Assignment 04 - HPC and SQL

November 17, 2022

Due Date

This assignment is due by midnight Pacific Time, November 17th, 2023.

The learning objectives are to write faster code for computational task requiring a loop and to implement some queries and basic data wrangling in SQL.

HPC

Make things run faster

Rewrite the following R functions to make them faster. It is OK (and recommended) to take a look at StackOverflow and Google

# Total row sums
fun1 <- function(mat) {
  n <- nrow(mat)
  ans <- double(n) 
  for (i in 1:n) {
    ans[i] <- sum(mat[i, ])
  }
  ans
}

fun1alt <- function(mat) {
  # YOUR CODE HERE
}

# Cumulative sum by row
fun2 <- function(mat) {
  n <- nrow(mat)
  k <- ncol(mat)
  ans <- mat
  for (i in 1:n) {
    for (j in 2:k) {
      ans[i,j] <- mat[i, j] + ans[i, j - 1]
    }
  }
  ans
}

fun2alt <- function(mat) {
  # YOUR CODE HERE
}

Question 1

Using the dataset generated below (dat), check that the output of both of your new functions matches the output of the original functions. Then use microbenchmark to check that your version is actually faster.

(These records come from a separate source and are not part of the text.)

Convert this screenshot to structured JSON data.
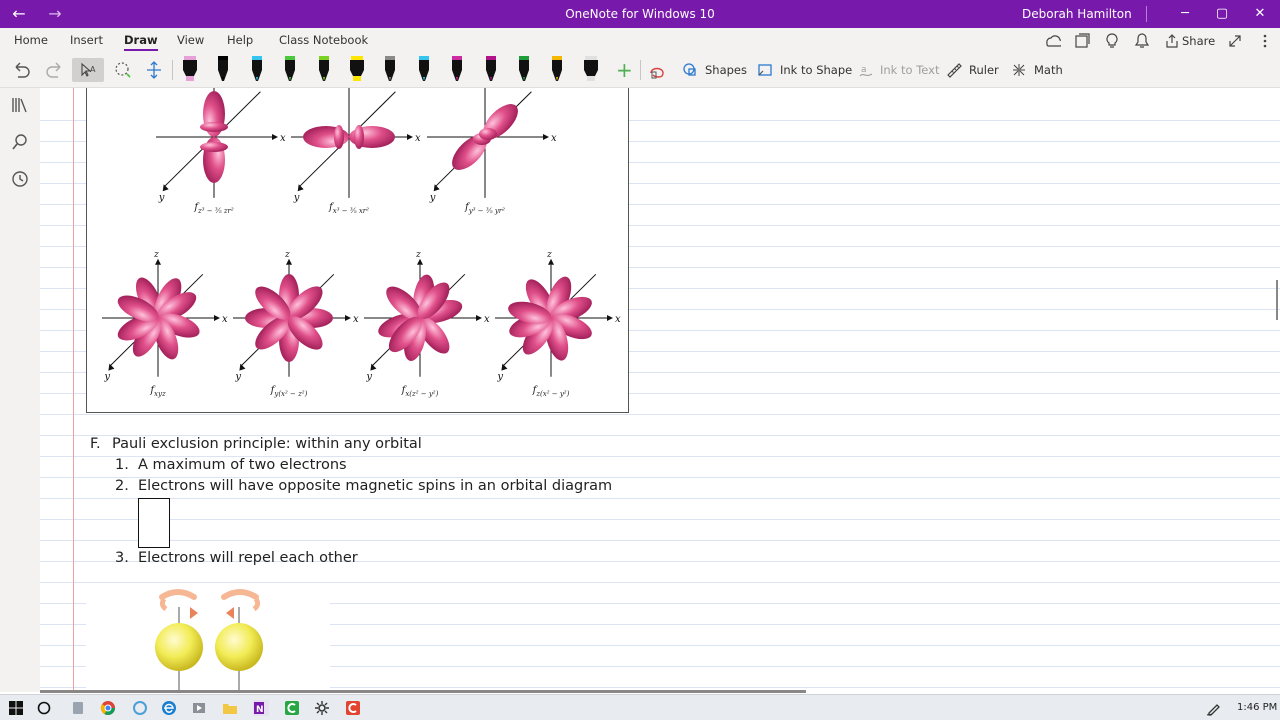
{
  "titlebar": {
    "title": "OneNote for Windows 10",
    "user": "Deborah Hamilton",
    "back_glyph": "←",
    "forward_glyph": "→",
    "minimize_glyph": "─",
    "maximize_glyph": "▢",
    "close_glyph": "✕"
  },
  "menu": {
    "tabs": [
      "Home",
      "Insert",
      "Draw",
      "View",
      "Help",
      "Class Notebook"
    ],
    "active_tab": "Draw",
    "share_label": "Share",
    "accent": "#7719aa"
  },
  "ribbon": {
    "shapes_label": "Shapes",
    "ink_to_shape_label": "Ink to Shape",
    "ink_to_text_label": "Ink to Text",
    "ruler_label": "Ruler",
    "math_label": "Math",
    "add_pen_glyph": "+",
    "pens": [
      {
        "type": "highlighter",
        "color": "#e8a0d8"
      },
      {
        "type": "pen",
        "color": "#000000"
      },
      {
        "type": "pen",
        "color": "#33c4f0"
      },
      {
        "type": "pen",
        "color": "#4cc83c"
      },
      {
        "type": "pen",
        "color": "#7ad321"
      },
      {
        "type": "highlighter",
        "color": "#ffe600"
      },
      {
        "type": "pen",
        "color": "#8a8a8a"
      },
      {
        "type": "pen",
        "color": "#33c4f0"
      },
      {
        "type": "pen",
        "color": "#cc2ca0"
      },
      {
        "type": "pen",
        "color": "#b0138a"
      },
      {
        "type": "pen",
        "color": "#1f9d3a"
      },
      {
        "type": "pen",
        "color": "#f5b800"
      },
      {
        "type": "highlighter",
        "color": "#e0e0e0"
      }
    ]
  },
  "figure": {
    "row1": [
      {
        "label": "f",
        "sub": "z³ − ⅗ zr²"
      },
      {
        "label": "f",
        "sub": "x³ − ⅗ xr²"
      },
      {
        "label": "f",
        "sub": "y³ − ⅗ yr²"
      }
    ],
    "row2": [
      {
        "label": "f",
        "sub": "xyz"
      },
      {
        "label": "f",
        "sub": "y(x² − z²)"
      },
      {
        "label": "f",
        "sub": "x(z² − y²)"
      },
      {
        "label": "f",
        "sub": "z(x² − y²)"
      }
    ],
    "axis_x": "x",
    "axis_y": "y",
    "axis_z": "z",
    "lobe_color": "#e0508a"
  },
  "notes": {
    "f_marker": "F.",
    "f_text": "Pauli exclusion principle: within any orbital",
    "items": [
      {
        "num": "1.",
        "text": "A maximum of two electrons"
      },
      {
        "num": "2.",
        "text": "Electrons will have opposite magnetic spins in an orbital diagram"
      },
      {
        "num": "3.",
        "text": "Electrons will repel each other"
      }
    ]
  },
  "taskbar": {
    "time": "1:46 PM"
  }
}
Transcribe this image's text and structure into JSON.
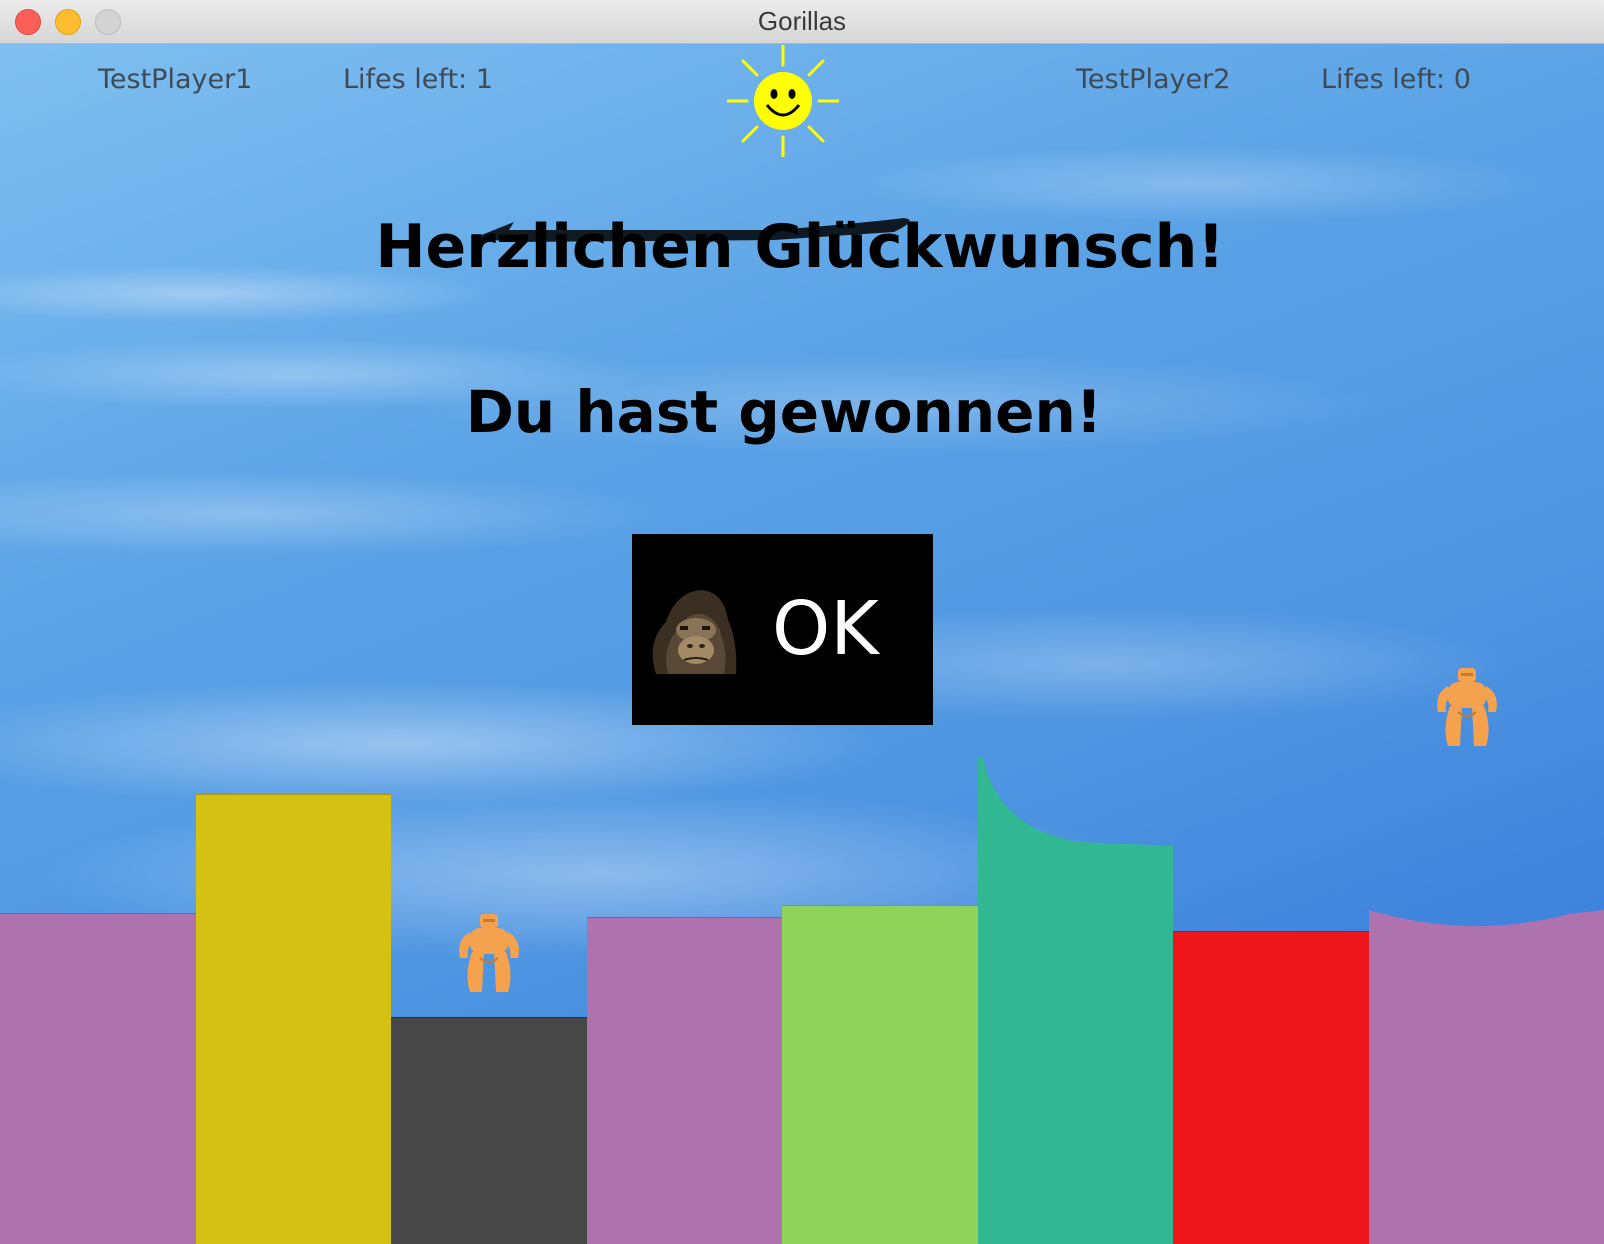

# Use the data with this code
set.seed(2315)
dat <- matrix(rnorm(200 * 100), nrow = 200)

# Test for the first
microbenchmark::microbenchmark(
  fun1(dat),
  fun1alt(dat), unit = "relative"
)

# Test for the second
microbenchmark::microbenchmark(
  fun2(dat),
  fun2alt(dat), unit = "relative"
)

Make things run faster with parallel computing

The following function allows simulating pi:

sim_pi <- function(n = 1000, i = NULL) {
  p <- matrix(runif(n*2), ncol = 2)
  mean(rowSums(p^2) < 1) * 4
}

# Here is an example of the run
set.seed(156)
sim_pi(1000) # 3.132

In order to get accurate estimates, we can run this function multiple times, with the following code:

# This runs the simulation a 4,000 times, each with 10,000 points
set.seed(1231)
system.time({
  ans <- unlist(lapply(1:4000, sim_pi, n = 10000))
  print(mean(ans))
})

Question 2

Rewrite the previous code using parLapply() (or your parallelization method of choice) to parallelize it. Run the code once, using system.time(), to show that your version is faster.

# YOUR CODE HERE
system.time({
  # YOUR CODE HERE
  ans <- # YOUR CODE HERE
  print(mean(ans))
  # YOUR CODE HERE
})

SQL

Setup a temporary database by running the following chunk

# install.packages(c("RSQLite", "DBI"))

library(RSQLite)
library(DBI)

# Initialize a temporary in memory database
con <- dbConnect(SQLite(), ":memory:")

# Download tables
film <- read.csv("https://raw.githubusercontent.com/ivanceras/sakila/master/csv-sakila-db/film.csv")
film_category <- read.csv("https://raw.githubusercontent.com/ivanceras/sakila/master/csv-sakila-db/film_category.csv")
category <- read.csv("https://raw.githubusercontent.com/ivanceras/sakila/master/csv-sakila-db/category.csv")

# Copy data.frames to database
dbWriteTable(con, "film", film)
dbWriteTable(con, "film_category", film_category)
dbWriteTable(con, "category", category)

When you write a new chunk, remember to replace the r with sql, connection=con. Some of these questions will require you to use an inner join. Read more about them here https://www.w3schools.com/sql/sql_join_inner.asp

Question 3

How many many movies are available in each rating category?

Question 4

What is the average replacement cost and rental rate for each rating category?

Question 5

Use table film_category together with film to find how many films there are with each category ID.

Question 6

Incorporate the category table into the answer to the previous question to find the name of the most popular category.